Quetta bombing
WEDNESDAY’S devastating suicide bombing in Quetta serves as a painful reminder that despite advances, religious militancy remains a major security threat to Balochistan.
Most of the victims of the attack were police personnel deputed to guard polio vaccination teams. An anti-polio vaccination drive was under way in Balochistan on the day of the bombing. To their credit, the authorities resumed the anti-polio campaign soon after the tragedy.
The banned TTP has claimed responsibility for the atrocity. It seems that with the bombing, terrorists have struck two of their ‘favourite’ targets: members of law-enforcement agencies, as well as the anti-polio campaign.
The bombing occurred the day after the new Balochistan cabinet took oath; indeed, the Sanaullah Zehri-led provincial set-up has its work cut out for it on the law and order and counterterrorism fronts.
Over the past several years, the province has suffered from a low-level separatist insurgency along with sectarian terrorism. However, last year, after the formulation of the National Action Plan, like elsewhere in Pakistan there seemed to be perceptible movement on the anti-militancy front. Provincial officials claimed “thousands” of militants had been arrested.
While some observers point out that most of these were quite likely Baloch separatists, it is a fact that religiously motivated and sectarian militants were also apprehended. Moreover, some high-profile sectarian militants were eliminated in Balochistan in 2015; their numbers included Usman Saifullah Kurd, a provincial ‘commander’ of Lashkar-i-Jhangvi.
But while sectarian killings may indeed have come down, especially compared to the situation in 2013 when massive bombings targeting the Hazara Shia community resulted in hundreds of deaths, the infrastructure of religiously motivated militancy very much appears to be intact in Balochistan, as Wednesday’s bombing shows.
The significance of militants targeting security officials guarding polio teams also cannot be overlooked. Last year, significant gains were made in the fight against polio, with far fewer cases reported as compared to 2014.

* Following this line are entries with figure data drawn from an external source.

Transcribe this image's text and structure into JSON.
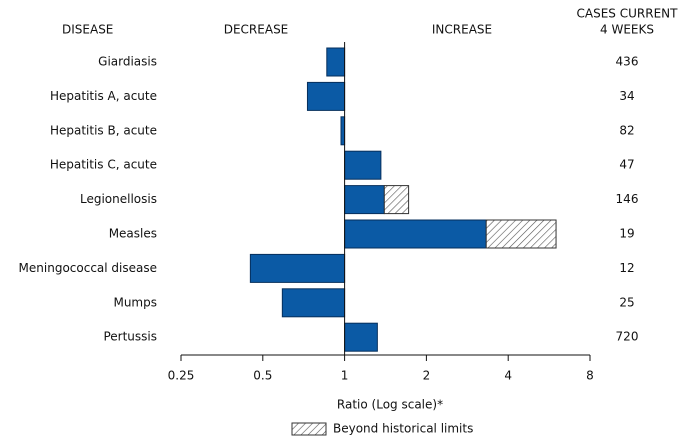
{
  "chart_data": {
    "type": "bar",
    "orientation": "horizontal",
    "log_scale": true,
    "headers": {
      "disease": "DISEASE",
      "decrease": "DECREASE",
      "increase": "INCREASE",
      "cases": [
        "CASES CURRENT",
        "4 WEEKS"
      ]
    },
    "categories": [
      "Giardiasis",
      "Hepatitis A, acute",
      "Hepatitis B, acute",
      "Hepatitis C, acute",
      "Legionellosis",
      "Measles",
      "Meningococcal disease",
      "Mumps",
      "Pertussis"
    ],
    "values": [
      0.86,
      0.73,
      0.97,
      1.36,
      1.72,
      6.0,
      0.45,
      0.59,
      1.32
    ],
    "historical_limits": [
      null,
      null,
      null,
      null,
      1.4,
      3.32,
      null,
      null,
      null
    ],
    "cases": [
      436,
      34,
      82,
      47,
      146,
      19,
      12,
      25,
      720
    ],
    "color": "#0b5aa5",
    "xlim": [
      0.25,
      8
    ],
    "xticks": [
      0.25,
      0.5,
      1,
      2,
      4,
      8
    ],
    "xlabel": "Ratio (Log scale)*",
    "legend": "Beyond historical limits"
  }
}
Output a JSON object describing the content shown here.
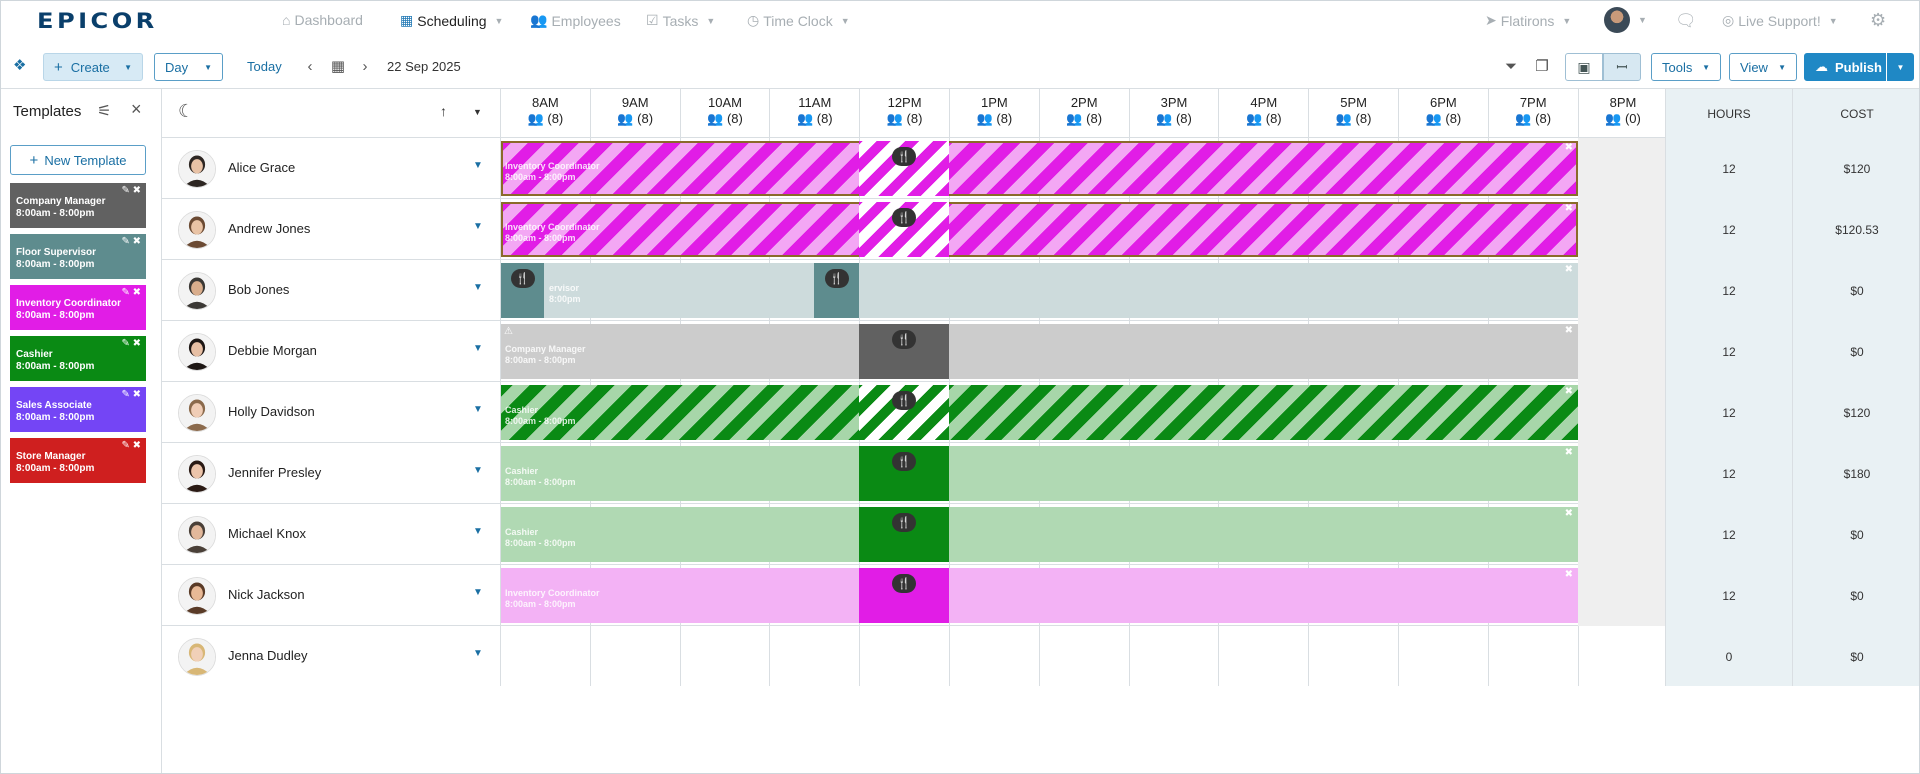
{
  "app": {
    "logo": "EPICOR"
  },
  "nav": {
    "items": [
      {
        "label": "Dashboard",
        "icon": "home-icon"
      },
      {
        "label": "Scheduling",
        "icon": "calendar-icon",
        "active": true
      },
      {
        "label": "Employees",
        "icon": "users-icon"
      },
      {
        "label": "Tasks",
        "icon": "tasks-icon"
      },
      {
        "label": "Time Clock",
        "icon": "clock-icon"
      }
    ],
    "location": "Flatirons",
    "support": "Live Support!"
  },
  "toolbar": {
    "create": "Create",
    "view_mode": "Day",
    "today": "Today",
    "date": "22 Sep 2025",
    "tools": "Tools",
    "view": "View",
    "publish": "Publish"
  },
  "sidebar": {
    "title": "Templates",
    "new_template": "New Template",
    "templates": [
      {
        "name": "Company Manager",
        "time": "8:00am - 8:00pm",
        "color": "#616161"
      },
      {
        "name": "Floor Supervisor",
        "time": "8:00am - 8:00pm",
        "color": "#5e8c8e"
      },
      {
        "name": "Inventory Coordinator",
        "time": "8:00am - 8:00pm",
        "color": "#e11de6"
      },
      {
        "name": "Cashier",
        "time": "8:00am - 8:00pm",
        "color": "#0a8a14"
      },
      {
        "name": "Sales Associate",
        "time": "8:00am - 8:00pm",
        "color": "#7445f5"
      },
      {
        "name": "Store Manager",
        "time": "8:00am - 8:00pm",
        "color": "#cf1f1f"
      }
    ]
  },
  "grid": {
    "hours": [
      {
        "label": "8AM",
        "count": "(8)"
      },
      {
        "label": "9AM",
        "count": "(8)"
      },
      {
        "label": "10AM",
        "count": "(8)"
      },
      {
        "label": "11AM",
        "count": "(8)"
      },
      {
        "label": "12PM",
        "count": "(8)"
      },
      {
        "label": "1PM",
        "count": "(8)"
      },
      {
        "label": "2PM",
        "count": "(8)"
      },
      {
        "label": "3PM",
        "count": "(8)"
      },
      {
        "label": "4PM",
        "count": "(8)"
      },
      {
        "label": "5PM",
        "count": "(8)"
      },
      {
        "label": "6PM",
        "count": "(8)"
      },
      {
        "label": "7PM",
        "count": "(8)"
      },
      {
        "label": "8PM",
        "count": "(0)"
      }
    ],
    "hours_header": "HOURS",
    "cost_header": "COST"
  },
  "employees": [
    {
      "name": "Alice Grace",
      "hours": "12",
      "cost": "$120",
      "shift": "Inventory Coordinator",
      "shift_time": "8:00am - 8:00pm"
    },
    {
      "name": "Andrew Jones",
      "hours": "12",
      "cost": "$120.53",
      "shift": "Inventory Coordinator",
      "shift_time": "8:00am - 8:00pm"
    },
    {
      "name": "Bob Jones",
      "hours": "12",
      "cost": "$0",
      "shift": "ervisor",
      "shift_time": "8:00pm"
    },
    {
      "name": "Debbie Morgan",
      "hours": "12",
      "cost": "$0",
      "shift": "Company Manager",
      "shift_time": "8:00am - 8:00pm"
    },
    {
      "name": "Holly Davidson",
      "hours": "12",
      "cost": "$120",
      "shift": "Cashier",
      "shift_time": "8:00am - 8:00pm"
    },
    {
      "name": "Jennifer Presley",
      "hours": "12",
      "cost": "$180",
      "shift": "Cashier",
      "shift_time": "8:00am - 8:00pm"
    },
    {
      "name": "Michael Knox",
      "hours": "12",
      "cost": "$0",
      "shift": "Cashier",
      "shift_time": "8:00am - 8:00pm"
    },
    {
      "name": "Nick Jackson",
      "hours": "12",
      "cost": "$0",
      "shift": "Inventory Coordinator",
      "shift_time": "8:00am - 8:00pm"
    },
    {
      "name": "Jenna Dudley",
      "hours": "0",
      "cost": "$0"
    }
  ]
}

Hence, the momentum of the anti-polio drive should be maintained and security for the vaccinators beefed up. The civil and military leadership must reassess the threat posed by religiously motivated militants to Balochistan. Intelligence-based operations need to be stepped up to dismantle what remains of the terrorist infrastructure in the province. Balochistan is far from pacified.
The gains made in the realm of security in the recent past should not be squandered, and terrorism and militancy of all shades must be eliminated in the province.